Ella turned off onto the road to her brother’s new home. After the trouble with the skinwalkers, and the threat to their baby, Loretta had insisted on a new start. Her brother had spent months building this new house on high ground, a few miles from her mother’s, but in a nearly inaccessible
area bordered on three sides by dry arroyos, and rock outcroppings.

As she approached, Ella stared at the gray stucco house. To her it would always look like a bunker she’d once seen in a photo of the Maginot Line, but Loretta was happy here and the baby, well, he would be happy anywhere as long as his family was with him.

She moved closer slowly, putting the vehicle in low gear and hoping that
the headlights would help her spot anything on the unpaved road that could damage her vehicle.
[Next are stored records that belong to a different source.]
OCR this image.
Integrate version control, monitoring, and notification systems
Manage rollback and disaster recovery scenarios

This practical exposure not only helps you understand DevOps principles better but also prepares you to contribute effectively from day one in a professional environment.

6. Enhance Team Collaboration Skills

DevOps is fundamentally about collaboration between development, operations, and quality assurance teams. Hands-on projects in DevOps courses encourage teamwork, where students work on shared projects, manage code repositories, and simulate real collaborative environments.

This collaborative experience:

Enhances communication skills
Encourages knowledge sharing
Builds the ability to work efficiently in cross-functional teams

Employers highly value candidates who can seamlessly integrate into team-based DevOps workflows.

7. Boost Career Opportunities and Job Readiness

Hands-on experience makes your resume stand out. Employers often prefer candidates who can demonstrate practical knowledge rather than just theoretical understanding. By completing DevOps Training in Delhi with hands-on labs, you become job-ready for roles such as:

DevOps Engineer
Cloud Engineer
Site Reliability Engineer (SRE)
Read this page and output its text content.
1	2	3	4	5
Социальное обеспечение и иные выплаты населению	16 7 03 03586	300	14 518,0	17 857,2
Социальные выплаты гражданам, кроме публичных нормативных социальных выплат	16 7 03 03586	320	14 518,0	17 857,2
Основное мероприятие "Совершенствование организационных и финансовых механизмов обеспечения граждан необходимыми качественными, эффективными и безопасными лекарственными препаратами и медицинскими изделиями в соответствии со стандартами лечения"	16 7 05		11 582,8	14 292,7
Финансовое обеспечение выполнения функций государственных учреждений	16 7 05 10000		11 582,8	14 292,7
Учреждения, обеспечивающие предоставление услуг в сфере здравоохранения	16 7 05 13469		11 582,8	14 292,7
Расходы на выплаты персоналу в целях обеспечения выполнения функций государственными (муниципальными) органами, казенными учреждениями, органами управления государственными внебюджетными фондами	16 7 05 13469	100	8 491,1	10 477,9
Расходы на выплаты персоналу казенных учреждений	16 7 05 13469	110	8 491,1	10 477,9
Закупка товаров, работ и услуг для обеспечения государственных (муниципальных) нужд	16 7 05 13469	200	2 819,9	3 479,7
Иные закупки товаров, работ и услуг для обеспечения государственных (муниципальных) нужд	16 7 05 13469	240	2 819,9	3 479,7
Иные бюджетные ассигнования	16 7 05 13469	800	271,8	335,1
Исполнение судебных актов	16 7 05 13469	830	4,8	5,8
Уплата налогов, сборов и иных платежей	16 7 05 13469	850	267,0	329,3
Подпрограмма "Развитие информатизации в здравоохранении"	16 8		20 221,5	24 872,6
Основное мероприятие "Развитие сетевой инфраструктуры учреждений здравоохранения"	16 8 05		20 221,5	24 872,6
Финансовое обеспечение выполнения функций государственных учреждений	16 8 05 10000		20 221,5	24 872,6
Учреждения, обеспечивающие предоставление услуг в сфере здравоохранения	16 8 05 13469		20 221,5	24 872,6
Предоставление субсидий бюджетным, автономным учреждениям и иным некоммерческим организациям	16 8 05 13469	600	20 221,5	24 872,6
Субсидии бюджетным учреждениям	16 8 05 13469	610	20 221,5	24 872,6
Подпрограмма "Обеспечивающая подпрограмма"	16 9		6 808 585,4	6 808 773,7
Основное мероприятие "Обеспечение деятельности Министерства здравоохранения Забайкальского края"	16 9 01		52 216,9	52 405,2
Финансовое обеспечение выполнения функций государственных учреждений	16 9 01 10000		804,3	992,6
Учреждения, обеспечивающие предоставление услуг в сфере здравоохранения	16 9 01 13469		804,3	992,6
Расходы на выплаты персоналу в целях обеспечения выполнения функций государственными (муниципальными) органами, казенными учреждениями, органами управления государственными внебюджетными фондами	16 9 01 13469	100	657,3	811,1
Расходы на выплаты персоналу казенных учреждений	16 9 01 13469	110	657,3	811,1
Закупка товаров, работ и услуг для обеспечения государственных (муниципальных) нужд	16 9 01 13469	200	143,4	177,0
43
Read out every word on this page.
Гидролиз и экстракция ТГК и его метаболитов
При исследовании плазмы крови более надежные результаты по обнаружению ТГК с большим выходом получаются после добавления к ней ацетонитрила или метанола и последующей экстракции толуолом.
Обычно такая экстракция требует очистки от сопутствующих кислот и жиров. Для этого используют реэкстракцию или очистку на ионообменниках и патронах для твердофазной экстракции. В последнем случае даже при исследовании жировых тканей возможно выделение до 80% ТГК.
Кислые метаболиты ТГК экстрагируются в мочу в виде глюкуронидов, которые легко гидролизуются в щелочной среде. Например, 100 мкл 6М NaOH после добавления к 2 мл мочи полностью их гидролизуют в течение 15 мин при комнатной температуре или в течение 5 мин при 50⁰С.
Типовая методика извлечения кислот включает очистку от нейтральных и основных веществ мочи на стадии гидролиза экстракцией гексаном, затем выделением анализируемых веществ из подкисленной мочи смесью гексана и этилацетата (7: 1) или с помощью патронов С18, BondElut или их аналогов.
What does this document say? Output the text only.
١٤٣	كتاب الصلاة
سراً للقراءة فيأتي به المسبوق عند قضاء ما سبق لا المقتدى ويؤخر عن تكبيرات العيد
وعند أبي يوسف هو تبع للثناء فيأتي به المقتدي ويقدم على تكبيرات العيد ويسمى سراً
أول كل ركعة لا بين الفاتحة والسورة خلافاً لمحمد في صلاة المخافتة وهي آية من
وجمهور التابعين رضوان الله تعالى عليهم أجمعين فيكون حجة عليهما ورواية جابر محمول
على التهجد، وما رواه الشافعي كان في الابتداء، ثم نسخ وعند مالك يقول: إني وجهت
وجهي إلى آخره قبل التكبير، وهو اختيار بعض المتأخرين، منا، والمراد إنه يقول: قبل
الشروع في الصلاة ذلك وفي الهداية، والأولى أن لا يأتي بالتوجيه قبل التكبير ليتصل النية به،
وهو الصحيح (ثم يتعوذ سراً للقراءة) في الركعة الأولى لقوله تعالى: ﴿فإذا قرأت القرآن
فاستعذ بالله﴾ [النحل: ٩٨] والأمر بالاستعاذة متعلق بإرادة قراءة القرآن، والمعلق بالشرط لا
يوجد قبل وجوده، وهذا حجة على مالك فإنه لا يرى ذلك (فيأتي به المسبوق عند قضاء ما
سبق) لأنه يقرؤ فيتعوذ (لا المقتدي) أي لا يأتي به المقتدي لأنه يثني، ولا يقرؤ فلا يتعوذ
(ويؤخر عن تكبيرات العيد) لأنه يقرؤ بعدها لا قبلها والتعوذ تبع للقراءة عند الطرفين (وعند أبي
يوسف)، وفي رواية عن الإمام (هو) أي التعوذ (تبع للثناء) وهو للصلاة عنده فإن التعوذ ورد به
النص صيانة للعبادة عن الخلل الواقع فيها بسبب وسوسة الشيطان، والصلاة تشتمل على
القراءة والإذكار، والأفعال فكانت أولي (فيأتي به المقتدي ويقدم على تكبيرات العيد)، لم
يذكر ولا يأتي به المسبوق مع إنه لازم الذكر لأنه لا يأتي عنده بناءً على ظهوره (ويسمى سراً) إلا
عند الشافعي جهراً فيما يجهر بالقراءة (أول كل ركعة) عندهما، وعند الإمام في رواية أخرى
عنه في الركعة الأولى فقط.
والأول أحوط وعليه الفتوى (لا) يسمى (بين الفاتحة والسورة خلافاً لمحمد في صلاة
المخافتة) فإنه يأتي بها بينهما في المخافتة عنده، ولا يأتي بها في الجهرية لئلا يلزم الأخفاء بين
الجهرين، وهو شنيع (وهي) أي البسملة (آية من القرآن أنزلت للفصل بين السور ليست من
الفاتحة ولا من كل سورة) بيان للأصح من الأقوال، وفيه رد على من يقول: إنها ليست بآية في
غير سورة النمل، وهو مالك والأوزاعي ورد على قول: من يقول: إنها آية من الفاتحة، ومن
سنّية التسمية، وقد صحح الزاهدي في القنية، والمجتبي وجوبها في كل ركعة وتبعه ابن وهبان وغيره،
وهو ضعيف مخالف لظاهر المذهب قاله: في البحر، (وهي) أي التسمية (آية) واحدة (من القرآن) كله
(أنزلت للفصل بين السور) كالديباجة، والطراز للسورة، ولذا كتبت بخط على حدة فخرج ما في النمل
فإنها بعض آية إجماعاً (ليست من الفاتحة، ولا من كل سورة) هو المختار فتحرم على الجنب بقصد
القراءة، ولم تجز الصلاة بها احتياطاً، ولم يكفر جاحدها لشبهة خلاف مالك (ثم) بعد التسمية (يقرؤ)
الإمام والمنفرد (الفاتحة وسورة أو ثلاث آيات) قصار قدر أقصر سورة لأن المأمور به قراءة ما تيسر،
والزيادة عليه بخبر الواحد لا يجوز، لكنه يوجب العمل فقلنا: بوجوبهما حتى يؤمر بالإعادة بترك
Light flowed from inside the house, bathing the porch in a soft glow. Ella passed the house and parked by the sturdy log hogan beside it. The blanket that covered the east facing door billowed as a breeze blew against it. She caught the flicker of firelight inside.

Ella switched off the engine and
waited. A minute later her brother came to the entrance, pulled the blanket aside, and waved an invitation for her.

“What brings you here so late? Is Mom all right?” he asked quickly.

“As far as I know. I came here to pick your brain, big brother.”